1. Conforter les compétences des deux communes

Dans son rapport précité, la mission d'information de la commission des Lois qui s'est rendue dans l'archipel en septembre 2005, relève que les communes de Saint-Pierre et de Miquelon-Langlade rencontrent des difficultés en raison de la compétence unique et entière de la collectivité territoriale dans deux domaines : l'urbanisme et la fiscalité. Aussi votre commission vous propose-t-elle un amendement tendant à améliorer la répartition des compétences entre la collectivité et ces deux communes.

S'inspirant des dispositions des articles 43 et 50 du statut de la Polynésie française, l'amendement vise tout d'abord à permettre aux communes d'intervenir en matière d'urbanisme. En ce domaine, la compétence sera partagée entre la collectivité et les communes, à la condition cependant que les moyens nécessaires à l'exercice de cette compétence soient transférés aux communes. Le président de la collectivité territoriale pourrait donner compétence au maire pour l'instruction et la délivrance des autorisations individuelles d'occupation du sol et des certificats d'urbanisme.

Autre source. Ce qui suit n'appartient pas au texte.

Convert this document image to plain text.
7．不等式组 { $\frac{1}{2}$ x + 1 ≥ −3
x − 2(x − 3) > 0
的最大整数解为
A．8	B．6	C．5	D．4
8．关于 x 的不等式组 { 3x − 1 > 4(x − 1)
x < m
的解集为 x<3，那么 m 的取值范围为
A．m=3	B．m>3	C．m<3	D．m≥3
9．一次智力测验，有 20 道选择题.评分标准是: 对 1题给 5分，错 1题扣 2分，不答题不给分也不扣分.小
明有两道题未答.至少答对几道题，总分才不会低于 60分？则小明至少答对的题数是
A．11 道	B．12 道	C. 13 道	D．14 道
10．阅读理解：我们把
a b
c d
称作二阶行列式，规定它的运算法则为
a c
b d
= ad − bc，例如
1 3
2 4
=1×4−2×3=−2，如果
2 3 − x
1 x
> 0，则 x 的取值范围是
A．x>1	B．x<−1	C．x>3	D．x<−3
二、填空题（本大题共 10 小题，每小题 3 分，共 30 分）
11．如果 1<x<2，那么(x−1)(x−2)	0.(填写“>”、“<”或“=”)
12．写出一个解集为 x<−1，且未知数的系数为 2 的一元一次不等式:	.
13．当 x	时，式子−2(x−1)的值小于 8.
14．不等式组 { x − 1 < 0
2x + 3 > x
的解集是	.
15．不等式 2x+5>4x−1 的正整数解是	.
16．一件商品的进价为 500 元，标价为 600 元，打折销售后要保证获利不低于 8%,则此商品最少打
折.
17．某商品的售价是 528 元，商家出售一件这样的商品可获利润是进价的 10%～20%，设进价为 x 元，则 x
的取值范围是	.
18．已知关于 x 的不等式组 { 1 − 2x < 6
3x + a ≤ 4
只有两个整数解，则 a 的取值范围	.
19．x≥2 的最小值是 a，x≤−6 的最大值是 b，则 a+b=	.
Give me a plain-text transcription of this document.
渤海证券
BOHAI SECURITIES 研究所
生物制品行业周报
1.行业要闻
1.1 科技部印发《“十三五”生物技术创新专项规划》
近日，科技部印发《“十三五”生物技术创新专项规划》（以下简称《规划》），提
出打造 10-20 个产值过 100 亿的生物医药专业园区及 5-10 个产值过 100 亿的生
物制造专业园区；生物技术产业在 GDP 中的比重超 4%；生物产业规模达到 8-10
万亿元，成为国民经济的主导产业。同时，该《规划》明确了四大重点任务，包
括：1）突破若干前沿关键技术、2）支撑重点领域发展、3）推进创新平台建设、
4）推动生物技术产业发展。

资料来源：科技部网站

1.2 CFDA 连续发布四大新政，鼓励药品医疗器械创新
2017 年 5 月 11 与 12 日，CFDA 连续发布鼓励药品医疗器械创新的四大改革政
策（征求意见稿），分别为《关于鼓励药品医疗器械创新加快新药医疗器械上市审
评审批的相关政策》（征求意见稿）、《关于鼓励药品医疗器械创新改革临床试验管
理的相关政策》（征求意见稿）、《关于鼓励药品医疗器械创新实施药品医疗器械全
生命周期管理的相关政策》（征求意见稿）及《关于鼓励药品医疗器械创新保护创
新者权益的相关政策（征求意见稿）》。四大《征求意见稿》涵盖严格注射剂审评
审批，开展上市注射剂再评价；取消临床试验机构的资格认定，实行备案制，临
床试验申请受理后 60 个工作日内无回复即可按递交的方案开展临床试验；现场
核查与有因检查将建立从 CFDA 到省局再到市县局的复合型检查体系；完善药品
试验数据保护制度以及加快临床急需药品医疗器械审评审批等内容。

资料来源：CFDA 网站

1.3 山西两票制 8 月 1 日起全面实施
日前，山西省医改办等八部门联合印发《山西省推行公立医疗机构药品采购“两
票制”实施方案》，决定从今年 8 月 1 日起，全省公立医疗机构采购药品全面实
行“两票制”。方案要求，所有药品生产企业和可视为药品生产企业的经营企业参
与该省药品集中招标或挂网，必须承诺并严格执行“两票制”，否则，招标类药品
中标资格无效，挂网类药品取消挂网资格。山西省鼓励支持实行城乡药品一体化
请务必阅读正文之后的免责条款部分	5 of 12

Votre commission souhaite par ailleurs conforter les ressources des communes, qui ont aujourd'hui pour principale ressource le reversement du produit des impositions établies par le conseil général, selon une clef de répartition qu'il définit.

L'amendement tend par conséquent à prévoir, sur le modèle des dispositions de l'article 53 du statut de la Polynésie française, que la collectivité aura l'obligation d'instituer des impôts ou des taxes au bénéfice des communes. Il reviendra ensuite à chaque conseil municipal de décider par une délibération le taux de ces impositions et leurs modalités de perception, dans le respect de la réglementation établie par la collectivité.

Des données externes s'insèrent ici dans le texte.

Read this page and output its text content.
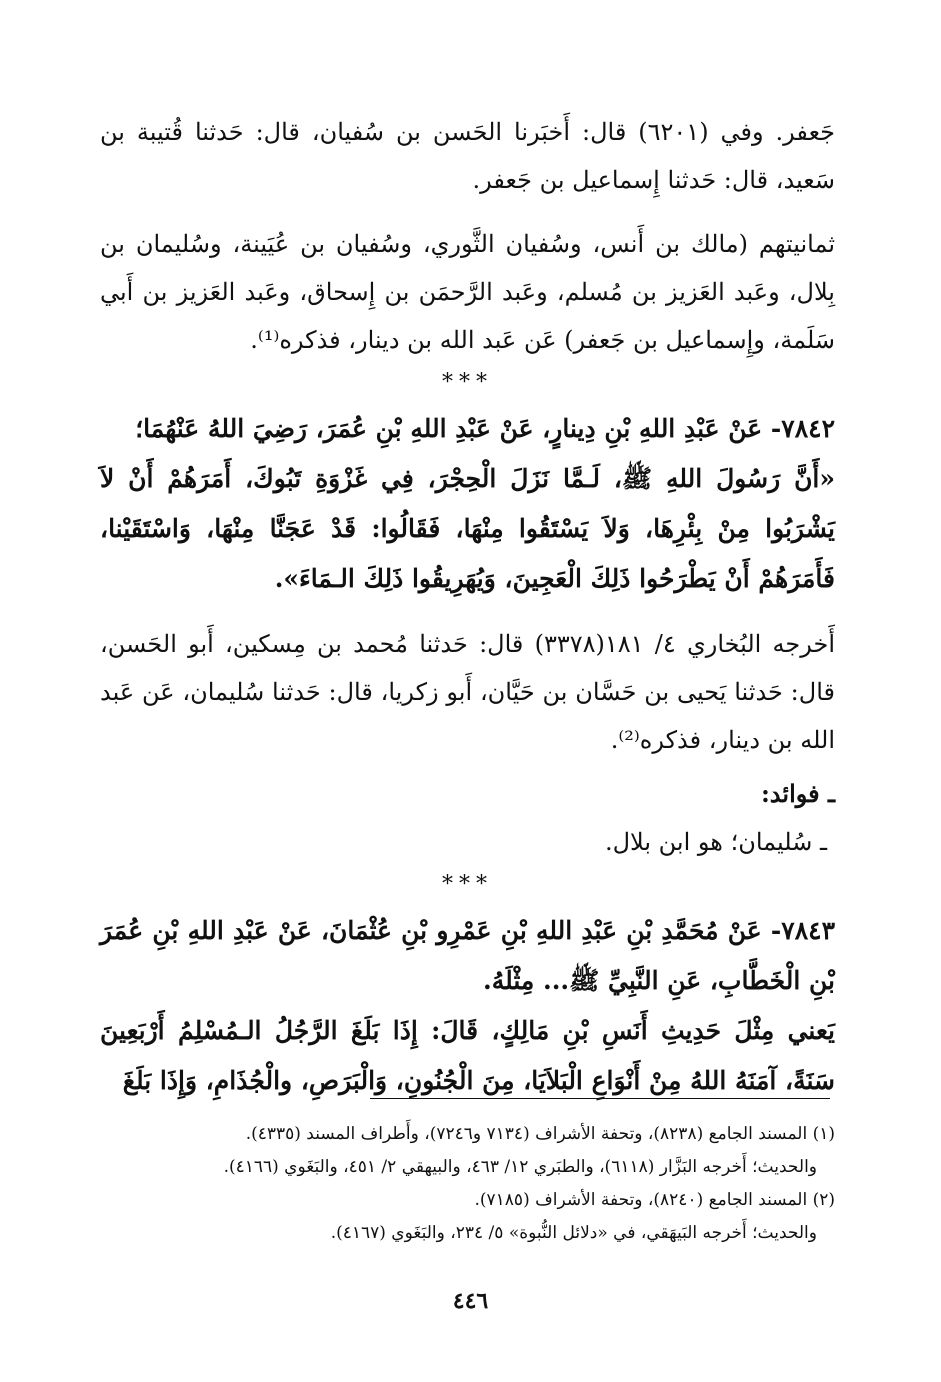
جَعفر. وفي (٦٢٠١) قال: أَخبَرنا الحَسن بن سُفيان، قال: حَدثنا قُتيبة بن سَعيد، قال: حَدثنا إِسماعيل بن جَعفر.

ثمانيتهم (مالك بن أَنس، وسُفيان الثَّوري، وسُفيان بن عُيَينة، وسُليمان بن بِلال، وعَبد العَزيز بن مُسلم، وعَبد الرَّحمَن بن إِسحاق، وعَبد العَزيز بن أَبي سَلَمة، وإِسماعيل بن جَعفر) عَن عَبد الله بن دينار، فذكره⁽¹⁾.

***

٧٨٤٢- عَنْ عَبْدِ اللهِ بْنِ دِينارٍ، عَنْ عَبْدِ اللهِ بْنِ عُمَرَ، رَضِيَ اللهُ عَنْهُمَا؛

«أَنَّ رَسُولَ اللهِ ﷺ، لَـمَّا نَزَلَ الْحِجْرَ، فِي غَزْوَةِ تَبُوكَ، أَمَرَهُمْ أَنْ لاَ يَشْرَبُوا مِنْ بِئْرِهَا، وَلاَ يَسْتَقُوا مِنْهَا، فَقَالُوا: قَدْ عَجَنَّا مِنْهَا، وَاسْتَقَيْنا، فَأَمَرَهُمْ أَنْ يَطْرَحُوا ذَلِكَ الْعَجِينَ، وَيُهَرِيقُوا ذَلِكَ الـمَاءَ».

أَخرجه البُخاري ٤/ ١٨١(٣٣٧٨) قال: حَدثنا مُحمد بن مِسكين، أَبو الحَسن، قال: حَدثنا يَحيى بن حَسَّان بن حَيَّان، أَبو زكريا، قال: حَدثنا سُليمان، عَن عَبد الله بن دينار، فذكره⁽²⁾.

ـ فوائد:
ـ سُليمان؛ هو ابن بلال.
***

٧٨٤٣- عَنْ مُحَمَّدِ بْنِ عَبْدِ اللهِ بْنِ عَمْرِو بْنِ عُثْمَانَ، عَنْ عَبْدِ اللهِ بْنِ عُمَرَ بْنِ الْخَطَّابِ، عَنِ النَّبِيِّ ﷺ... مِثْلَهُ.

يَعني مِثْلَ حَدِيثِ أَنَسِ بْنِ مَالِكٍ، قَالَ: إِذَا بَلَغَ الرَّجُلُ الـمُسْلِمُ أَرْبَعِينَ سَنَةً، آمَنَهُ اللهُ مِنْ أَنْوَاعِ الْبَلاَيَا، مِنَ الْجُنُونِ، وَالْبَرَصِ، والْجُذَامِ، وَإِذَا بَلَغَ

(١) المسند الجامع (٨٢٣٨)، وتحفة الأشراف (٧١٣٤ و٧٢٤٦)، وأَطراف المسند (٤٣٣٥).

والحديث؛ أَخرجه البَزَّار (٦١١٨)، والطبَري ١٢/ ٤٦٣، والبيهقي ٢/ ٤٥١، والبَغَوي (٤١٦٦).

(٢) المسند الجامع (٨٢٤٠)، وتحفة الأشراف (٧١٨٥).

والحديث؛ أَخرجه البَيهَقي، في «دلائل النُّبوة» ٥/ ٢٣٤، والبَغَوي (٤١٦٧).

٤٤٦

2. Modifier le régime électoral de la collectivité pour affirmer son identité

En outre, afin de mieux affirmer l'identité de la collectivité et de permettre aux candidats d'un même parti ou groupement de faire liste commune lors de l'élection du conseil territorial de Saint-Pierre-et-Miquelon, votre commission vous propose de modifier le mode de scrutin envisagé pour cette élection (article 7).

Le scrutin aurait désormais lieu dans la collectivité formant circonscription unique au scrutin de liste à deux tours avec répartition des sièges entre la section de Saint-Pierre et la section de Miquelon-Langlade, de telle sorte que 15 conseillers soient issus de la première et 4 de la seconde.

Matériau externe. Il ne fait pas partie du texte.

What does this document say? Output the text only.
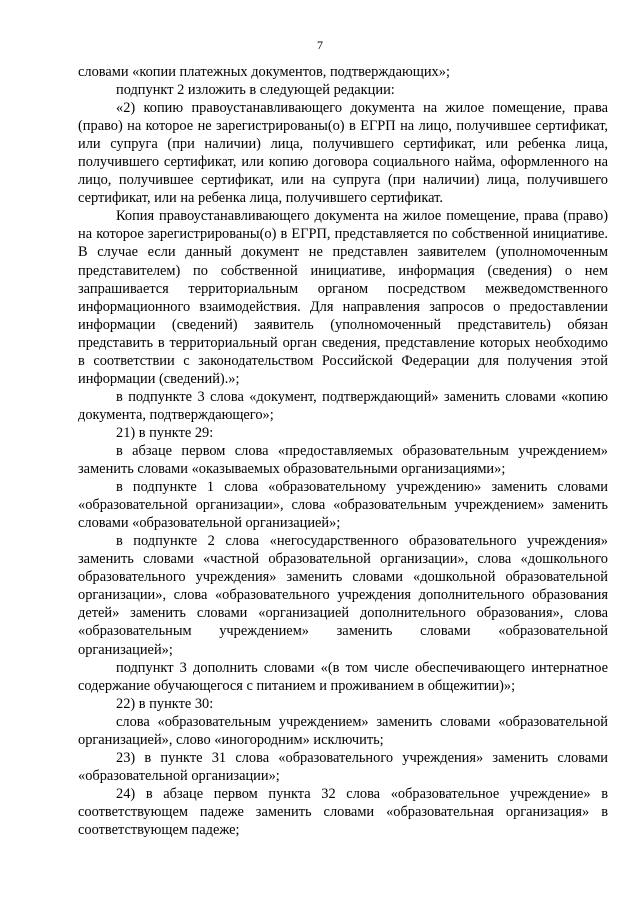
7

словами «копии платежных документов, подтверждающих»;

подпункт 2 изложить в следующей редакции:

«2) копию правоустанавливающего документа на жилое помещение, права (право) на которое не зарегистрированы(о) в ЕГРП на лицо, получившее сертификат, или супруга (при наличии) лица, получившего сертификат, или ребенка лица, получившего сертификат, или копию договора социального найма, оформленного на лицо, получившее сертификат, или на супруга (при наличии) лица, получившего сертификат, или на ребенка лица, получившего сертификат.

Копия правоустанавливающего документа на жилое помещение, права (право) на которое зарегистрированы(о) в ЕГРП, представляется по собственной инициативе. В случае если данный документ не представлен заявителем (уполномоченным представителем) по собственной инициативе, информация (сведения) о нем запрашивается территориальным органом посредством межведомственного информационного взаимодействия. Для направления запросов о предоставлении информации (сведений) заявитель (уполномоченный представитель) обязан представить в территориальный орган сведения, представление которых необходимо в соответствии с законодательством Российской Федерации для получения этой информации (сведений).»;

в подпункте 3 слова «документ, подтверждающий» заменить словами «копию документа, подтверждающего»;

21) в пункте 29:

в абзаце первом слова «предоставляемых образовательным учреждением» заменить словами «оказываемых образовательными организациями»;

в подпункте 1 слова «образовательному учреждению» заменить словами «образовательной организации», слова «образовательным учреждением» заменить словами «образовательной организацией»;

в подпункте 2 слова «негосударственного образовательного учреждения» заменить словами «частной образовательной организации», слова «дошкольного образовательного учреждения» заменить словами «дошкольной образовательной организации», слова «образовательного учреждения дополнительного образования детей» заменить словами «организацией дополнительного образования», слова «образовательным учреждением» заменить словами «образовательной организацией»;

подпункт 3 дополнить словами «(в том числе обеспечивающего интернатное содержание обучающегося с питанием и проживанием в общежитии)»;

22) в пункте 30:

слова «образовательным учреждением» заменить словами «образовательной организацией», слово «иногородним» исключить;

23) в пункте 31 слова «образовательного учреждения» заменить словами «образовательной организации»;

24) в абзаце первом пункта 32 слова «образовательное учреждение» в соответствующем падеже заменить словами «образовательная организация» в соответствующем падеже;
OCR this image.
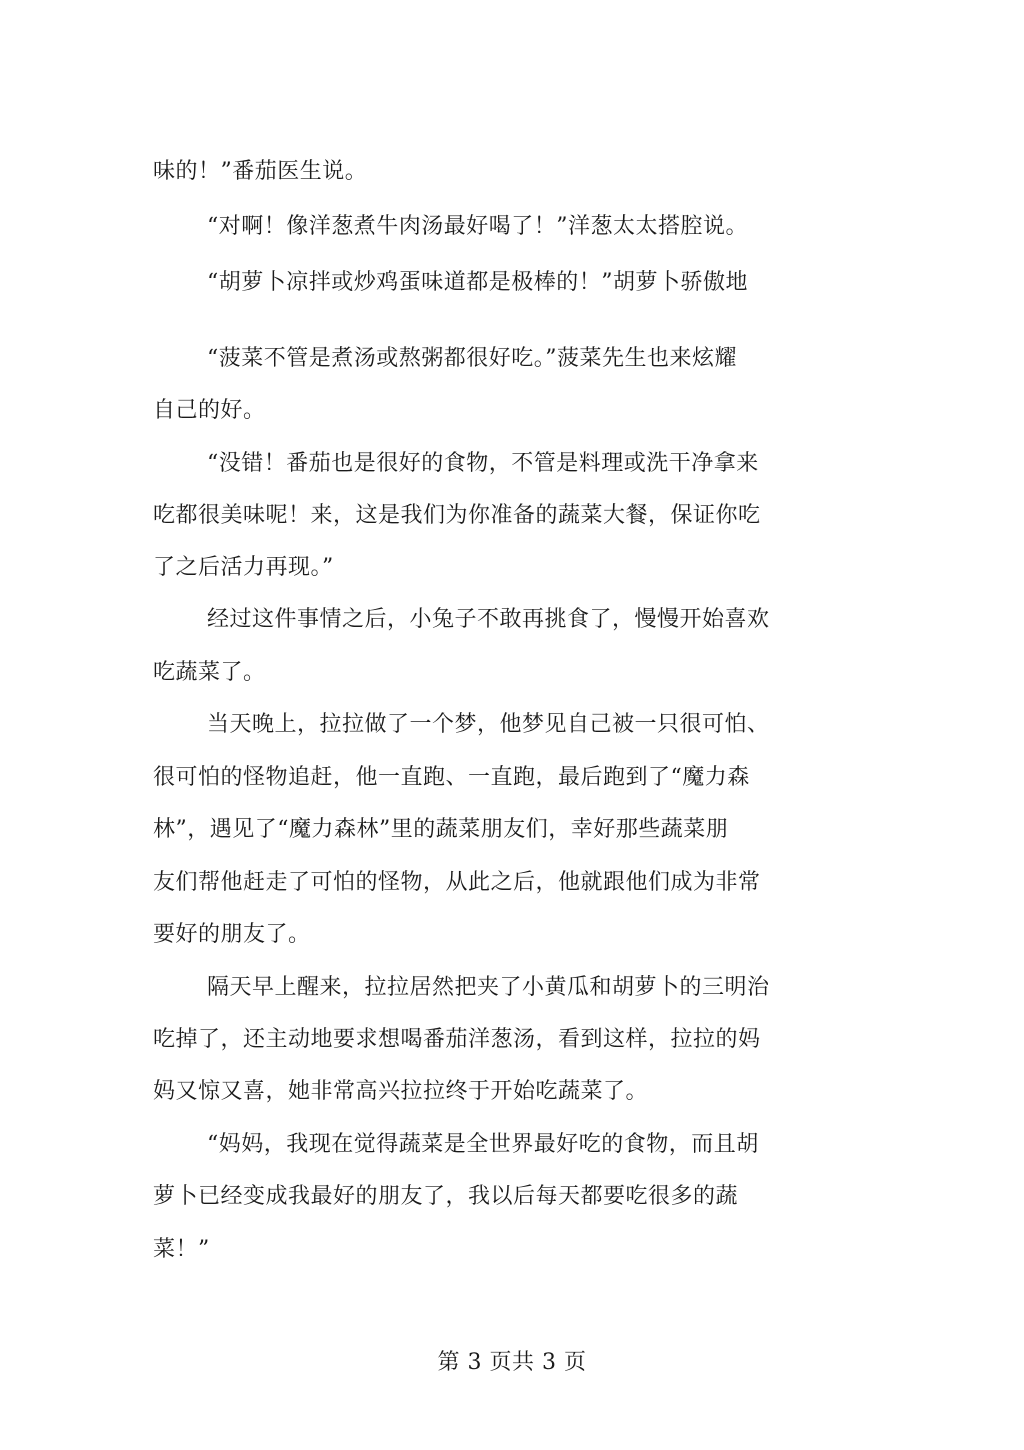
味的！”番茄医生说。
“对啊！像洋葱煮牛肉汤最好喝了！”洋葱太太搭腔说。
“胡萝卜凉拌或炒鸡蛋味道都是极棒的！”胡萝卜骄傲地
“菠菜不管是煮汤或熬粥都很好吃。”菠菜先生也来炫耀
自己的好。
“没错！番茄也是很好的食物，不管是料理或洗干净拿来
吃都很美味呢！来，这是我们为你准备的蔬菜大餐，保证你吃
了之后活力再现。”
经过这件事情之后，小兔子不敢再挑食了，慢慢开始喜欢
吃蔬菜了。
当天晚上，拉拉做了一个梦，他梦见自己被一只很可怕、
很可怕的怪物追赶，他一直跑、一直跑，最后跑到了“魔力森
林”，遇见了“魔力森林”里的蔬菜朋友们，幸好那些蔬菜朋
友们帮他赶走了可怕的怪物，从此之后，他就跟他们成为非常
要好的朋友了。
隔天早上醒来，拉拉居然把夹了小黄瓜和胡萝卜的三明治
吃掉了，还主动地要求想喝番茄洋葱汤，看到这样，拉拉的妈
妈又惊又喜，她非常高兴拉拉终于开始吃蔬菜了。
“妈妈，我现在觉得蔬菜是全世界最好吃的食物，而且胡
萝卜已经变成我最好的朋友了，我以后每天都要吃很多的蔬
菜！”
第 3 页共 3 页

Sous réserve d'un nouvel examen de la question du seuil d'accès au second tour, votre commission vous propose que la liste ayant obtenu la majorité absolue des suffrages exprimés au premier tour ou au second tour bénéficie d'une prime majoritaire égale au tiers (et non plus à la moitié) des sièges à pourvoir dans chaque section. Ensuite, les autres sièges seraient attribués entre toutes les listes, au sein de chaque section, à la représentation proportionnelle suivant la règle de la plus forte moyenne, au prorata des voix obtenues par chaque liste dans la circonscription. En cas de second tour, seules les deux listes arrivées en tête au premier tour, éventuellement après retrait d'une liste mieux placée, pourraient y participer.